Great questions. I can’t speak for Adam, but here are my four thoughts. First, I don’t believe markets are perfectly efficient, but they’re efficient enough that it’s extraordinarily hard to earn market-beating returns. Second, even if markets weren’t efficient at all, most investors would still lag behind the market after costs. That’s just the brutal math of investing. Third, while some investors have shown the ability to beat the market over reasonably long periods, that past performance isn’t at all predictive when it to future results. Fourth, some of the folks that Adam cites above may be notable for their investment performance, but all of them are notable for helping investors to think about money management more clearly.

David Powell
David Powell
3 years ago

+1 for Bernstein (and Clements). Grossman’s pretty darned good so far too!

Roboticus Aquarius
Roboticus Aquarius
3 years ago

I think of the two theories as the difference between a low fat diet and a low carbohydrate diet. Both are models that can work, and what’s most important is which one works best for you. Investing is an arena where one-size fits all solutions tend to be most problematic, imho. I have a TAA portfolio, because I love to tinker, but the actual allocation changes are very modest – so the gap to a buy and hold and rebalance model is actually very small. I get to satisfy my need to act, but the self-imposed rules I use prevent large mistakes; both those things make me happy and help me ‘stay the course’ in any meaningful definition of the phrase.

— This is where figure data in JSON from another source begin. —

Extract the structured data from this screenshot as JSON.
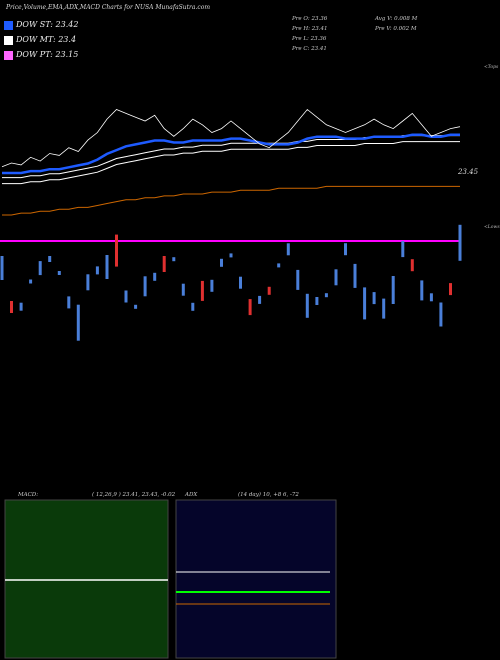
{
  "header": {
    "title": "Price,Volume,EMA,ADX,MACD Charts for NUSA MunafaSutra.com"
  },
  "legend": [
    {
      "label": "DOW ST: 23.42",
      "color": "#1e5bff"
    },
    {
      "label": "DOW MT: 23.4",
      "color": "#ffffff"
    },
    {
      "label": "DOW PT: 23.15",
      "color": "#ff66ff"
    }
  ],
  "info": {
    "open": "Pre  O: 23.36",
    "high": "Pre  H: 23.41",
    "low": "Pre  L: 23.36",
    "close": "Pre  C: 23.41",
    "avg_volume": "Avg V: 0.008  M",
    "prev_volume": "Pre  V: 0.002  M"
  },
  "tags": {
    "top": "<Tops",
    "lows": "<Lows",
    "price": "23.45"
  },
  "macd_panel": {
    "label": "MACD:",
    "params": "( 12,26,9 ) 23.41,  23.43,  -0.02"
  },
  "adx_panel": {
    "label": "ADX",
    "params": "(14  day) 10, +8          6, -72"
  },
  "colors": {
    "ema_short": "#1e5bff",
    "ema_mid": "#ffffff",
    "ema_long": "#cc6600",
    "dow_pt": "#ff00ff",
    "candle_up": "#4a7fd9",
    "candle_down": "#e03030",
    "macd_bg": "#0a3a0a",
    "adx_bg": "#05052a",
    "adx_green": "#00ff00",
    "adx_orange": "#cc6600"
  },
  "chart_data": {
    "type": "line",
    "price_series": [
      23.2,
      23.22,
      23.21,
      23.25,
      23.23,
      23.27,
      23.26,
      23.3,
      23.28,
      23.34,
      23.38,
      23.45,
      23.5,
      23.48,
      23.46,
      23.44,
      23.47,
      23.4,
      23.36,
      23.4,
      23.45,
      23.42,
      23.38,
      23.4,
      23.44,
      23.4,
      23.36,
      23.32,
      23.3,
      23.34,
      23.38,
      23.44,
      23.5,
      23.46,
      23.42,
      23.4,
      23.38,
      23.4,
      23.42,
      23.45,
      23.42,
      23.4,
      23.44,
      23.48,
      23.42,
      23.36,
      23.38,
      23.4,
      23.41
    ],
    "ema_short": [
      23.22,
      23.22,
      23.22,
      23.23,
      23.23,
      23.24,
      23.24,
      23.25,
      23.26,
      23.27,
      23.29,
      23.32,
      23.34,
      23.36,
      23.37,
      23.38,
      23.39,
      23.39,
      23.38,
      23.38,
      23.39,
      23.39,
      23.39,
      23.39,
      23.4,
      23.4,
      23.39,
      23.38,
      23.37,
      23.37,
      23.37,
      23.38,
      23.4,
      23.41,
      23.41,
      23.41,
      23.4,
      23.4,
      23.4,
      23.41,
      23.41,
      23.41,
      23.41,
      23.42,
      23.42,
      23.41,
      23.41,
      23.42,
      23.42
    ],
    "ema_mid": [
      23.18,
      23.18,
      23.18,
      23.19,
      23.19,
      23.2,
      23.2,
      23.21,
      23.22,
      23.23,
      23.24,
      23.26,
      23.28,
      23.29,
      23.3,
      23.31,
      23.32,
      23.33,
      23.33,
      23.34,
      23.34,
      23.35,
      23.35,
      23.35,
      23.36,
      23.36,
      23.36,
      23.36,
      23.36,
      23.36,
      23.36,
      23.37,
      23.37,
      23.38,
      23.38,
      23.38,
      23.38,
      23.38,
      23.39,
      23.39,
      23.39,
      23.39,
      23.4,
      23.4,
      23.4,
      23.4,
      23.4,
      23.4,
      23.4
    ],
    "ema_long": [
      23.0,
      23.0,
      23.01,
      23.01,
      23.02,
      23.02,
      23.03,
      23.03,
      23.04,
      23.04,
      23.05,
      23.06,
      23.07,
      23.08,
      23.08,
      23.09,
      23.09,
      23.1,
      23.1,
      23.11,
      23.11,
      23.11,
      23.12,
      23.12,
      23.12,
      23.13,
      23.13,
      23.13,
      23.13,
      23.14,
      23.14,
      23.14,
      23.14,
      23.14,
      23.15,
      23.15,
      23.15,
      23.15,
      23.15,
      23.15,
      23.15,
      23.15,
      23.15,
      23.15,
      23.15,
      23.15,
      23.15,
      23.15,
      23.15
    ],
    "volume_bars": [
      {
        "v": 0.6,
        "up": true
      },
      {
        "v": 0.3,
        "up": false
      },
      {
        "v": 0.2,
        "up": true
      },
      {
        "v": 0.1,
        "up": true
      },
      {
        "v": 0.35,
        "up": true
      },
      {
        "v": 0.15,
        "up": true
      },
      {
        "v": 0.05,
        "up": true
      },
      {
        "v": 0.3,
        "up": true
      },
      {
        "v": 0.9,
        "up": true
      },
      {
        "v": 0.4,
        "up": true
      },
      {
        "v": 0.2,
        "up": true
      },
      {
        "v": 0.6,
        "up": true
      },
      {
        "v": 0.8,
        "up": false
      },
      {
        "v": 0.3,
        "up": true
      },
      {
        "v": 0.1,
        "up": true
      },
      {
        "v": 0.5,
        "up": true
      },
      {
        "v": 0.2,
        "up": true
      },
      {
        "v": 0.4,
        "up": false
      },
      {
        "v": 0.1,
        "up": true
      },
      {
        "v": 0.3,
        "up": true
      },
      {
        "v": 0.2,
        "up": true
      },
      {
        "v": 0.5,
        "up": false
      },
      {
        "v": 0.3,
        "up": true
      },
      {
        "v": 0.2,
        "up": true
      },
      {
        "v": 0.1,
        "up": true
      },
      {
        "v": 0.3,
        "up": true
      },
      {
        "v": 0.4,
        "up": false
      },
      {
        "v": 0.2,
        "up": true
      },
      {
        "v": 0.2,
        "up": false
      },
      {
        "v": 0.1,
        "up": true
      },
      {
        "v": 0.3,
        "up": true
      },
      {
        "v": 0.5,
        "up": true
      },
      {
        "v": 0.6,
        "up": true
      },
      {
        "v": 0.2,
        "up": true
      },
      {
        "v": 0.1,
        "up": true
      },
      {
        "v": 0.4,
        "up": true
      },
      {
        "v": 0.3,
        "up": true
      },
      {
        "v": 0.6,
        "up": true
      },
      {
        "v": 0.8,
        "up": true
      },
      {
        "v": 0.3,
        "up": true
      },
      {
        "v": 0.5,
        "up": true
      },
      {
        "v": 0.7,
        "up": true
      },
      {
        "v": 0.4,
        "up": true
      },
      {
        "v": 0.3,
        "up": false
      },
      {
        "v": 0.5,
        "up": true
      },
      {
        "v": 0.2,
        "up": true
      },
      {
        "v": 0.6,
        "up": true
      },
      {
        "v": 0.3,
        "up": false
      },
      {
        "v": 0.9,
        "up": true
      }
    ]
  }
}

I’m not sure either model is the right way to look at the market, but they are both useful ways to think about it. I happen to think that efficiency and accuracy are not the same thing, and that provides opportunity occasionally if you think you have an edge – but it’s not a simple thing to grab that opportunity. This recalls ‘A random walk on Wall Street’. I don’t believe that stock prices are a random walk, but it’s a very useful model because prices often do resemble a random walk closely enough.

I would nominate William Bernstein for at least 2nd Tier and perhaps deserving of a spot on this list. Best known for ‘The Three Pillars of Investing’, I actually prefer ‘The Intelligent Asset Allocator’, named in homage to Graham. He and Swensen influenced me a lot. I also appreciate the links to the resources I haven’t yet dug into as deeply.